Не помню, поспел ли ко дню открытия каталог (точнее, каталоги), но вчерне он уже был составлен при мне, и я успел с Сергеем и с Врангелем продержать несколько корректур. Все или почти все портреты были фотографированы, и я поспешил сдать в мое любезное издательство Красного Креста значительное количество их для печатания открыток, которые должны были продаваться на выставке с первого же дня ее открытия. Для увековечения столь исключительной затеи тогда же было задумано и несравненно более значительное издание, но, к сожалению, в течение наступившего тогда же смутного времени нечего было думать о чем-то подобном, а потому мои друзья ограничились одной подготовкой документального материала, пользуясь тем, что такая масса портретов собрана в одном месте, что облегчало задачу их всестороннего изучения. У Дягилева до окончания выставки скопилась не одна тысяча фотографий (с обозначением владельцев, размеров, техники и происхождения), но вся эта масса снимков так до сих пор и не увидала света. Тому виной было, между прочим, то, что сам Дягилев охладел к издательству художественно-исторических исследований и весь ушел в театр. Я прожил два с чем-то года за границей, а по возвращении в Россию и меня тоже целиком поглотил театр. Что же касается Врангеля, то он, при всей своей энергии, не был наделен талантом изыскивать необходимые материальные средства, потребные для того, чтобы поднять подобное дело. Лишь после создания в 1907 году Вейнером и Верещагиным сборника «Старых годов» тот же Врангель настоял на том, чтобы Вейнер приобрел все эти фотографии, но и тут произошла такая проволочка в передаче их Дягилевым, что и до самой революции ничего не могло быть предпринято. Где теперь эти сокровища, мне неизвестно, и очень возможно, что они безвозвратно погибли.
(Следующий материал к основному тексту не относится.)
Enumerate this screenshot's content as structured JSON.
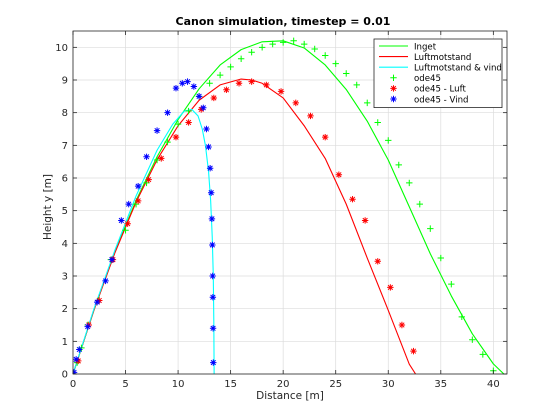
{
  "chart_data": {
    "type": "line",
    "title": "Canon simulation, timestep = 0.01",
    "xlabel": "Distance [m]",
    "ylabel": "Height y [m]",
    "xlim": [
      0,
      41.3
    ],
    "ylim": [
      0,
      10.5
    ],
    "xticks": [
      0,
      5,
      10,
      15,
      20,
      25,
      30,
      35,
      40
    ],
    "yticks": [
      0,
      1,
      2,
      3,
      4,
      5,
      6,
      7,
      8,
      9,
      10
    ],
    "grid": true,
    "legend_position": "top-right",
    "series": [
      {
        "name": "Inget",
        "style": "line",
        "color": "#00ff00",
        "x": [
          0,
          2,
          4,
          6,
          8,
          10,
          12,
          14,
          16,
          18,
          20,
          22,
          24,
          26,
          28,
          30,
          32,
          34,
          36,
          38,
          40,
          41.0
        ],
        "y": [
          0,
          1.96,
          3.75,
          5.31,
          6.65,
          7.79,
          8.73,
          9.46,
          9.93,
          10.17,
          10.2,
          9.98,
          9.46,
          8.71,
          7.74,
          6.55,
          5.12,
          3.68,
          2.39,
          1.23,
          0.31,
          0
        ]
      },
      {
        "name": "Luftmotstand",
        "style": "line",
        "color": "#ff0000",
        "x": [
          0,
          2,
          4,
          6,
          8,
          10,
          12,
          14,
          16,
          17,
          18,
          20,
          22,
          24,
          26,
          28,
          30,
          32,
          32.6
        ],
        "y": [
          0,
          1.96,
          3.72,
          5.26,
          6.56,
          7.6,
          8.38,
          8.85,
          9.03,
          9.0,
          8.9,
          8.45,
          7.6,
          6.6,
          5.2,
          3.55,
          1.95,
          0.3,
          0
        ]
      },
      {
        "name": "Luftmotstand & vind",
        "style": "line",
        "color": "#00ffff",
        "x": [
          0,
          2,
          4,
          6,
          8,
          9.5,
          10.6,
          11.3,
          11.9,
          12.3,
          12.6,
          12.9,
          13.1,
          13.25,
          13.35,
          13.4,
          13.43
        ],
        "y": [
          0,
          2.0,
          3.8,
          5.45,
          6.85,
          7.65,
          8.05,
          8.1,
          7.9,
          7.5,
          7.0,
          6.2,
          5.3,
          4.2,
          3.0,
          1.6,
          0
        ]
      },
      {
        "name": "ode45",
        "style": "marker",
        "marker": "+",
        "color": "#00ff00",
        "x": [
          0,
          0.4,
          0.8,
          1.4,
          2.4,
          3.6,
          5.0,
          6.0,
          7.0,
          8.0,
          9.0,
          10.0,
          11.0,
          12.0,
          13.0,
          14.0,
          15.0,
          16.0,
          17.0,
          18.0,
          19.0,
          20.0,
          21.0,
          22.0,
          23.0,
          24.0,
          25.0,
          26.0,
          27.0,
          28.0,
          29.0,
          30.0,
          31.0,
          32.0,
          33.0,
          34.0,
          35.0,
          36.0,
          37.0,
          38.0,
          39.0,
          40.0
        ],
        "y": [
          0,
          0.35,
          0.8,
          1.5,
          2.25,
          3.5,
          4.4,
          5.2,
          5.85,
          6.55,
          7.1,
          7.65,
          8.05,
          8.5,
          8.9,
          9.15,
          9.4,
          9.65,
          9.85,
          10.0,
          10.1,
          10.15,
          10.2,
          10.1,
          9.95,
          9.75,
          9.5,
          9.2,
          8.85,
          8.3,
          7.7,
          7.15,
          6.4,
          5.85,
          5.2,
          4.45,
          3.55,
          2.75,
          1.75,
          1.05,
          0.6,
          0.1
        ]
      },
      {
        "name": "ode45 - Luft",
        "style": "marker",
        "marker": "*",
        "color": "#ff0000",
        "x": [
          0,
          0.5,
          1.5,
          2.5,
          3.8,
          5.2,
          6.2,
          7.2,
          8.4,
          9.8,
          11.0,
          12.2,
          13.4,
          14.6,
          15.8,
          17.0,
          18.4,
          19.8,
          21.2,
          22.6,
          24.0,
          25.3,
          26.6,
          27.8,
          29.0,
          30.2,
          31.3,
          32.4
        ],
        "y": [
          0,
          0.4,
          1.5,
          2.25,
          3.5,
          4.6,
          5.3,
          5.95,
          6.6,
          7.25,
          7.7,
          8.1,
          8.45,
          8.7,
          8.9,
          8.95,
          8.85,
          8.65,
          8.3,
          7.9,
          7.25,
          6.1,
          5.35,
          4.7,
          3.45,
          2.65,
          1.5,
          0.7
        ]
      },
      {
        "name": "ode45 - Vind",
        "style": "marker",
        "marker": "*",
        "color": "#0000ff",
        "x": [
          0.1,
          0.3,
          0.6,
          1.4,
          2.3,
          3.1,
          3.7,
          4.6,
          5.3,
          6.2,
          7.0,
          8.0,
          9.0,
          9.8,
          10.4,
          10.9,
          11.5,
          12.0,
          12.4,
          12.7,
          12.9,
          13.05,
          13.15,
          13.22,
          13.26,
          13.29,
          13.31,
          13.33,
          13.35
        ],
        "y": [
          0.05,
          0.45,
          0.75,
          1.45,
          2.2,
          2.85,
          3.5,
          4.7,
          5.2,
          5.75,
          6.65,
          7.45,
          8.0,
          8.75,
          8.9,
          8.95,
          8.8,
          8.5,
          8.15,
          7.5,
          6.95,
          6.3,
          5.55,
          4.75,
          3.95,
          3.0,
          2.35,
          1.4,
          0.35
        ]
      }
    ]
  }
}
В связи с выставкой у меня возникла и другая мысль, точнее, что моя давнишняя мечта представилась тогда вполне осуществимой. Я говорю об Историческом музее в Петербурге, в основу которого легли бы если не все портреты, бывшие на выставке, то весьма значительная часть их. Портреты из дворцов могли бы, во всяком случае, быть переданы в такие специальные хранилища по высочайшему повелению, а среди частных владельцев несомненно нашлось бы немало, которые согласились бы пожертвовать или продать то, что у них сохранилось. В качестве же идеального здания для такого собрания мне казалось, что трудно было бы найти что-либо более подходящее, нежели Михайловский (Инженерный) замок, который уже сам по себе является перворазрядным художественным и историческим памятником. Эти мысли я изложил в одном из своих фельетонов в газете «Слово» (куда я вернулся, выйдя из состава сотрудников «Руси»), однако какого-либо сочувственного отклика на это свое предположение я не встретил, а от своего ближайшего друга — Д. Философова — я получил (уже живя в Версале) очень строгий нагоняй. Он нашел почему-то мой проект верхом пошлости. Очевидно было, что мое выступление было несвоевременным, а следовательно, и ненужным. Однако я и по сей день считаю, что мысль моя была хорошая (слишком хорошая) и что если бы она осуществилась, то Петербург и вся Россия обладала бы теперь изумительным по своей грандиозности хранилищем своего славного прошлого.